To watch "Brown Buffalo" is to be reminded that the shooting death of Stephon Clark by Sacramento police on March 18 is simply the latest tragedy in a long continuum of conflict between the authorities and minority communities.
Through Acosta's story, Rodriguez reminds audiences that those who challenge powerful institutions like cops and the courts often are maligned and marginalized as they stand up to powerful forces at great personal risk.
Acosta exhorting 1960s protesters to stand up to police was echoed outside of Golden 1 Center Thursday night when activists, after briefly shutting down Interstate 5, surrounded the arena and put it on lockdown.
It features two of California's most prominent politicians in cameos.
One minute you are watching professional actors bring Acosta's story to life, and then suddenly Antonio Villaraigosa, the former Los Angeles mayor and current gubernatorial candidate, pops in for a cameo.
You've just wrapped your head around that when Xavier Becerra, the state attorney general, appears onscreen, playing a tough-minded judge who tangles with Acosta and later watches in horror as Acosta shows up at his house and sets his front lawn on fire.
Becerra, who grew up in Sacramento, played in rock bands when he attended C.K. McClatchy High School, and he is no stranger to performing.
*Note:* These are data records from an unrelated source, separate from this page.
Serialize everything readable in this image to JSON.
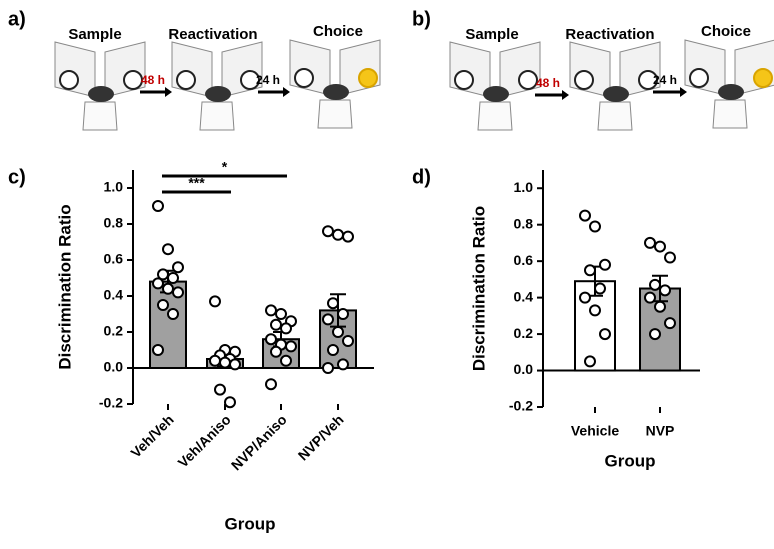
{
  "diagrams": [
    {
      "panel": "a)",
      "stages": [
        "Sample",
        "Reactivation",
        "Choice"
      ],
      "intervals": [
        "48 h",
        "24 h"
      ]
    },
    {
      "panel": "b)",
      "stages": [
        "Sample",
        "Reactivation",
        "Choice"
      ],
      "intervals": [
        "48 h",
        "24 h"
      ]
    }
  ],
  "chart_data": [
    {
      "type": "bar",
      "panel": "c)",
      "ylabel": "Discrimination Ratio",
      "xlabel": "Group",
      "categories": [
        "Veh/Veh",
        "Veh/Aniso",
        "NVP/Aniso",
        "NVP/Veh"
      ],
      "values": [
        0.48,
        0.05,
        0.16,
        0.32
      ],
      "errors": [
        0.06,
        0.04,
        0.04,
        0.09
      ],
      "colors": [
        "#a0a0a0",
        "#a0a0a0",
        "#a0a0a0",
        "#a0a0a0"
      ],
      "points": [
        [
          0.9,
          0.66,
          0.56,
          0.52,
          0.5,
          0.47,
          0.44,
          0.42,
          0.35,
          0.3,
          0.1
        ],
        [
          0.37,
          0.1,
          0.09,
          0.07,
          0.05,
          0.04,
          0.03,
          0.02,
          -0.12,
          -0.19
        ],
        [
          0.32,
          0.3,
          0.26,
          0.24,
          0.22,
          0.16,
          0.13,
          0.12,
          0.09,
          0.04,
          -0.09
        ],
        [
          0.76,
          0.74,
          0.73,
          0.36,
          0.3,
          0.27,
          0.2,
          0.15,
          0.1,
          0.02,
          0.0
        ]
      ],
      "annotations": [
        {
          "label": "***",
          "from": 0,
          "to": 1
        },
        {
          "label": "*",
          "from": 0,
          "to": 2
        }
      ],
      "ylim": [
        -0.2,
        1.1
      ],
      "yticks": [
        -0.2,
        {
          "value": 0,
          "label": "0.0"
        },
        0.2,
        0.4,
        0.6,
        0.8,
        {
          "value": 1,
          "label": "1.0"
        }
      ]
    },
    {
      "type": "bar",
      "panel": "d)",
      "ylabel": "Discrimination Ratio",
      "xlabel": "Group",
      "categories": [
        "Vehicle",
        "NVP"
      ],
      "values": [
        0.49,
        0.45
      ],
      "errors": [
        0.08,
        0.07
      ],
      "colors": [
        "#ffffff",
        "#a0a0a0"
      ],
      "points": [
        [
          0.85,
          0.79,
          0.58,
          0.55,
          0.45,
          0.4,
          0.33,
          0.2,
          0.05
        ],
        [
          0.7,
          0.68,
          0.62,
          0.47,
          0.44,
          0.4,
          0.35,
          0.26,
          0.2
        ]
      ],
      "ylim": [
        -0.2,
        1.1
      ],
      "yticks": [
        -0.2,
        {
          "value": 0,
          "label": "0.0"
        },
        0.2,
        0.4,
        0.6,
        0.8,
        {
          "value": 1,
          "label": "1.0"
        }
      ]
    }
  ]
}
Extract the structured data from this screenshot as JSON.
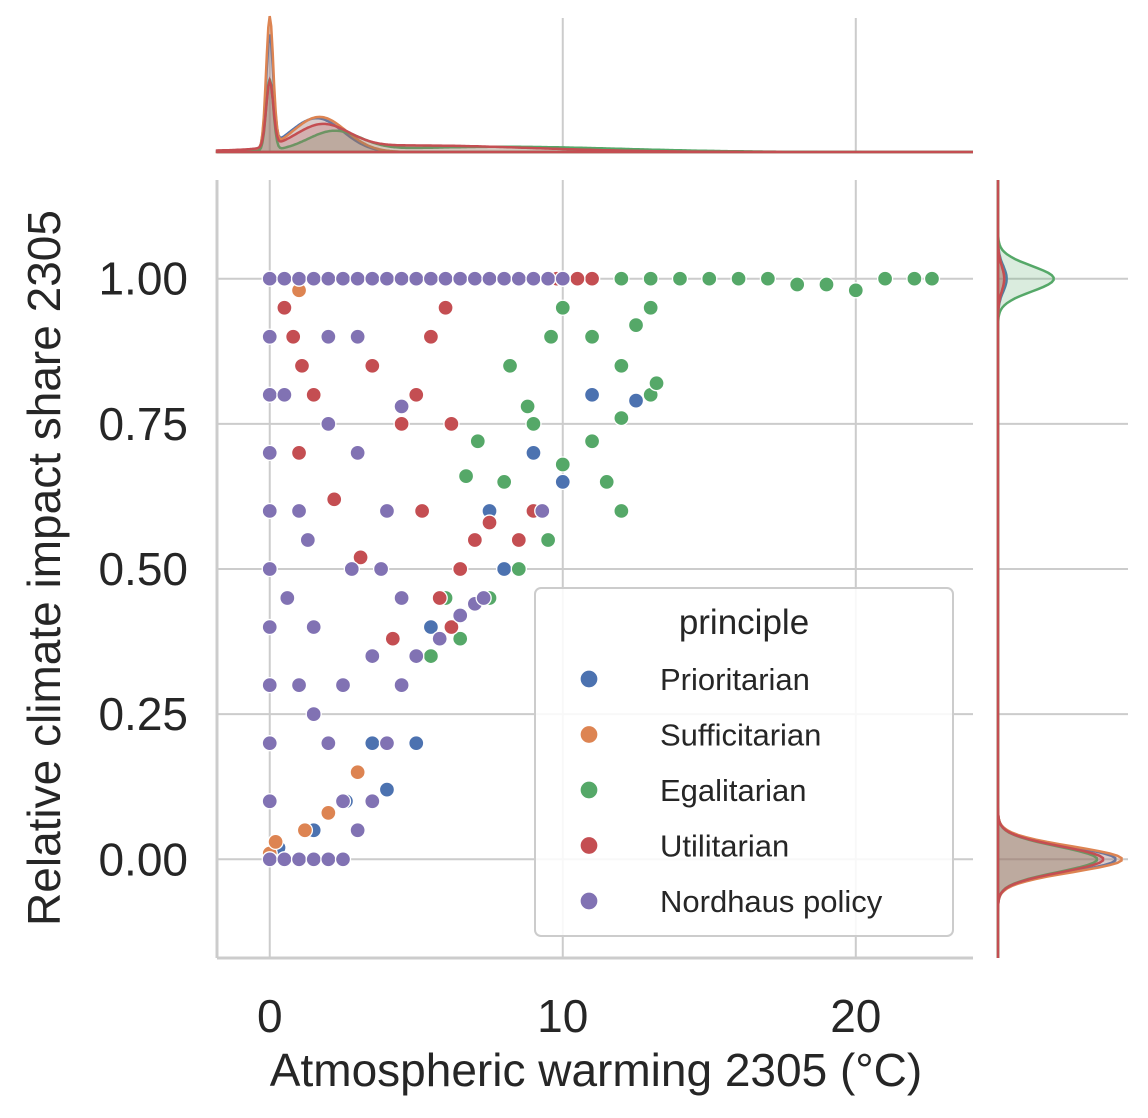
{
  "chart_data": {
    "type": "scatter",
    "kind": "jointplot",
    "xlabel": "Atmospheric warming 2305 (°C)",
    "ylabel": "Relative climate impact share 2305",
    "xlim": [
      -1.8,
      24
    ],
    "ylim": [
      -0.17,
      1.17
    ],
    "xticks": [
      0,
      10,
      20
    ],
    "xtick_labels": [
      "0",
      "10",
      "20"
    ],
    "yticks": [
      0.0,
      0.25,
      0.5,
      0.75,
      1.0
    ],
    "ytick_labels": [
      "0.00",
      "0.25",
      "0.50",
      "0.75",
      "1.00"
    ],
    "grid": true,
    "legend": {
      "title": "principle",
      "placement": "lower right"
    },
    "series": [
      {
        "name": "Prioritarian",
        "color": "#4c72b0",
        "points": [
          [
            2.6,
            0.1
          ],
          [
            3.5,
            0.2
          ],
          [
            4.5,
            0.3
          ],
          [
            5.5,
            0.4
          ],
          [
            6.5,
            0.5
          ],
          [
            7.5,
            0.6
          ],
          [
            9,
            0.7
          ],
          [
            11,
            0.8
          ],
          [
            12.5,
            0.79
          ],
          [
            0.3,
            0.02
          ],
          [
            1.5,
            0.05
          ],
          [
            4,
            0.12
          ],
          [
            5,
            0.2
          ],
          [
            8,
            0.5
          ],
          [
            10,
            0.65
          ]
        ],
        "marginal_x_peaks": [
          [
            0.0,
            0.85
          ],
          [
            1.6,
            0.26
          ]
        ],
        "marginal_y_peaks": [
          [
            0.0,
            0.95
          ],
          [
            1.0,
            0.07
          ]
        ]
      },
      {
        "name": "Sufficitarian",
        "color": "#dd8452",
        "points": [
          [
            0,
            0.01
          ],
          [
            0.2,
            0.03
          ],
          [
            1.2,
            0.05
          ],
          [
            2,
            0.08
          ],
          [
            3,
            0.15
          ],
          [
            1,
            0.98
          ]
        ],
        "marginal_x_peaks": [
          [
            0.0,
            1.0
          ],
          [
            1.7,
            0.27
          ]
        ],
        "marginal_y_peaks": [
          [
            0.0,
            1.0
          ],
          [
            1.0,
            0.05
          ]
        ]
      },
      {
        "name": "Egalitarian",
        "color": "#55a868",
        "points": [
          [
            10,
            1.0
          ],
          [
            11,
            1.0
          ],
          [
            12,
            1.0
          ],
          [
            13,
            1.0
          ],
          [
            14,
            1.0
          ],
          [
            15,
            1.0
          ],
          [
            16,
            1.0
          ],
          [
            17,
            1.0
          ],
          [
            18,
            0.99
          ],
          [
            19,
            0.99
          ],
          [
            20,
            0.98
          ],
          [
            21,
            1.0
          ],
          [
            22,
            1.0
          ],
          [
            22.6,
            1.0
          ],
          [
            10,
            0.95
          ],
          [
            11,
            0.9
          ],
          [
            12,
            0.85
          ],
          [
            13,
            0.8
          ],
          [
            13.2,
            0.82
          ],
          [
            12.5,
            0.92
          ],
          [
            13,
            0.95
          ],
          [
            9,
            0.75
          ],
          [
            8,
            0.65
          ],
          [
            7,
            0.55
          ],
          [
            6,
            0.45
          ],
          [
            5.5,
            0.35
          ],
          [
            10,
            0.68
          ],
          [
            11,
            0.72
          ],
          [
            12,
            0.76
          ],
          [
            9.5,
            0.55
          ],
          [
            8.5,
            0.5
          ],
          [
            7.5,
            0.45
          ],
          [
            6.5,
            0.38
          ],
          [
            11.5,
            0.65
          ],
          [
            12,
            0.6
          ],
          [
            7.1,
            0.72
          ],
          [
            6.7,
            0.66
          ],
          [
            8.2,
            0.85
          ],
          [
            9.6,
            0.9
          ],
          [
            8.8,
            0.78
          ]
        ],
        "marginal_x_peaks": [
          [
            0.0,
            0.55
          ],
          [
            2.2,
            0.15
          ],
          [
            8.0,
            0.04
          ]
        ],
        "marginal_y_peaks": [
          [
            0.0,
            0.8
          ],
          [
            1.0,
            0.45
          ]
        ]
      },
      {
        "name": "Utilitarian",
        "color": "#c44e52",
        "points": [
          [
            0.5,
            0.95
          ],
          [
            0.8,
            0.9
          ],
          [
            1.1,
            0.85
          ],
          [
            1.5,
            0.8
          ],
          [
            1,
            0.7
          ],
          [
            3.5,
            0.85
          ],
          [
            4.5,
            0.75
          ],
          [
            5,
            0.8
          ],
          [
            5.5,
            0.9
          ],
          [
            6,
            0.95
          ],
          [
            5.8,
            0.45
          ],
          [
            6.2,
            0.4
          ],
          [
            6.5,
            0.5
          ],
          [
            7,
            0.55
          ],
          [
            7.5,
            0.58
          ],
          [
            8.5,
            0.55
          ],
          [
            9,
            0.6
          ],
          [
            6.2,
            0.75
          ],
          [
            11,
            1.0
          ],
          [
            10.5,
            1.0
          ],
          [
            9.8,
            1.0
          ],
          [
            2.2,
            0.62
          ],
          [
            3.1,
            0.52
          ],
          [
            4.2,
            0.38
          ],
          [
            5.2,
            0.6
          ]
        ],
        "marginal_x_peaks": [
          [
            0.0,
            0.5
          ],
          [
            1.8,
            0.18
          ],
          [
            5.0,
            0.05
          ]
        ],
        "marginal_y_peaks": [
          [
            0.0,
            0.85
          ],
          [
            1.0,
            0.05
          ]
        ]
      },
      {
        "name": "Nordhaus policy",
        "color": "#8172b3",
        "points": [
          [
            0,
            1.0
          ],
          [
            0.5,
            1.0
          ],
          [
            1,
            1.0
          ],
          [
            1.5,
            1.0
          ],
          [
            2,
            1.0
          ],
          [
            2.5,
            1.0
          ],
          [
            3,
            1.0
          ],
          [
            3.5,
            1.0
          ],
          [
            4,
            1.0
          ],
          [
            4.5,
            1.0
          ],
          [
            5,
            1.0
          ],
          [
            5.5,
            1.0
          ],
          [
            6,
            1.0
          ],
          [
            6.5,
            1.0
          ],
          [
            7,
            1.0
          ],
          [
            7.5,
            1.0
          ],
          [
            8,
            1.0
          ],
          [
            8.5,
            1.0
          ],
          [
            9,
            1.0
          ],
          [
            9.5,
            1.0
          ],
          [
            10,
            1.0
          ],
          [
            0,
            0.9
          ],
          [
            0,
            0.8
          ],
          [
            0,
            0.7
          ],
          [
            0,
            0.6
          ],
          [
            0,
            0.5
          ],
          [
            0,
            0.4
          ],
          [
            0,
            0.3
          ],
          [
            0,
            0.2
          ],
          [
            0,
            0.1
          ],
          [
            0,
            0.0
          ],
          [
            0.5,
            0.0
          ],
          [
            1,
            0.0
          ],
          [
            1.5,
            0.0
          ],
          [
            2,
            0.0
          ],
          [
            2.5,
            0.0
          ],
          [
            0.5,
            0.8
          ],
          [
            1,
            0.6
          ],
          [
            1.5,
            0.4
          ],
          [
            2,
            0.2
          ],
          [
            2.5,
            0.1
          ],
          [
            3,
            0.05
          ],
          [
            3.5,
            0.1
          ],
          [
            4,
            0.2
          ],
          [
            4.5,
            0.3
          ],
          [
            5,
            0.35
          ],
          [
            5.8,
            0.38
          ],
          [
            6.5,
            0.42
          ],
          [
            7,
            0.44
          ],
          [
            7.3,
            0.45
          ],
          [
            9.3,
            0.6
          ],
          [
            2,
            0.9
          ],
          [
            3,
            0.7
          ],
          [
            3.8,
            0.5
          ],
          [
            4.5,
            0.45
          ],
          [
            1,
            0.3
          ],
          [
            1.5,
            0.25
          ],
          [
            2.5,
            0.3
          ],
          [
            3.5,
            0.35
          ],
          [
            4,
            0.6
          ],
          [
            4.5,
            0.78
          ],
          [
            3,
            0.9
          ],
          [
            2,
            0.75
          ],
          [
            1.3,
            0.55
          ],
          [
            0.6,
            0.45
          ],
          [
            2.8,
            0.5
          ]
        ]
      }
    ]
  }
}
Watching him play "horrified" onscreen as his yard becomes a bonfire is worth the price of admission.
It is a well-researched documentary, not a hagiography.
With "Brown Buffalo," Rodriguez said he wanted to create a complete portrait of Acosta, and not just pay reverence to well-meaning myths.
"A lot of civil rights heroes become like dead metaphors and have been co-opted by the Democratic party of Apple computers," Rodriguez said. "They've been drained of their contradictions, of their humanity and their dissent.
"I made this film because I wanted to teach kids that you don't have to be perfect to be political. You don't have to be some kind of saint to effect change."
It is about discrimination that infected our region not long ago.
Growing up in Riverbank the late 1940s and early '50s, Acosta felt marginalized in his town despite his dad being a World War II Navy veteran.
Acosta was junior class president, for example, but the father of his high school girlfriend turned him away because of his ethnicity.
Acosta would later serve in the Air Force. But the more he tried to be "American," the worse he felt. And the more he tried to be "Mexican," the worse he felt. In the end, he could only be himself: overweight, brash, profane and constantly fighting to find his voice.
Though he was an American citizen, he had much in common with the undocumented kids marching for their rights in California today.
Acosta ultimately identified with the brown buffalo, because it "was the one animal hunted by both cowboys and Indians."
"What is clear to me is that I am neither a Mexican nor an American," he says in the film. "I am Chicano by ancestry and a brown buffalo by choice. And I suspect the gods of war are not done with me yet."
It corrects misconceptions about Acosta put forth by Thompson in "Fear and Loathing."
In "Fear and Loathing in Las Vegas," the story of two chemically altered pals whose desert road trip winds up in Sin City, Thompson portrayed Acosta as a "300 pound Samoan."
Why didn't Thompson describe Acosta as the proud Mexican American he was? Why portray him as dark, corpulent and almost animal-like?
Rodriguez restores Acosta's dignity by recreating arguments between Acosta and Thompson after "Fear and Loathing" hit big. Acosta hounded Thompson, and Rolling Stone Magazine (where the story first appeared) so much that he was able to get a book deal for himself.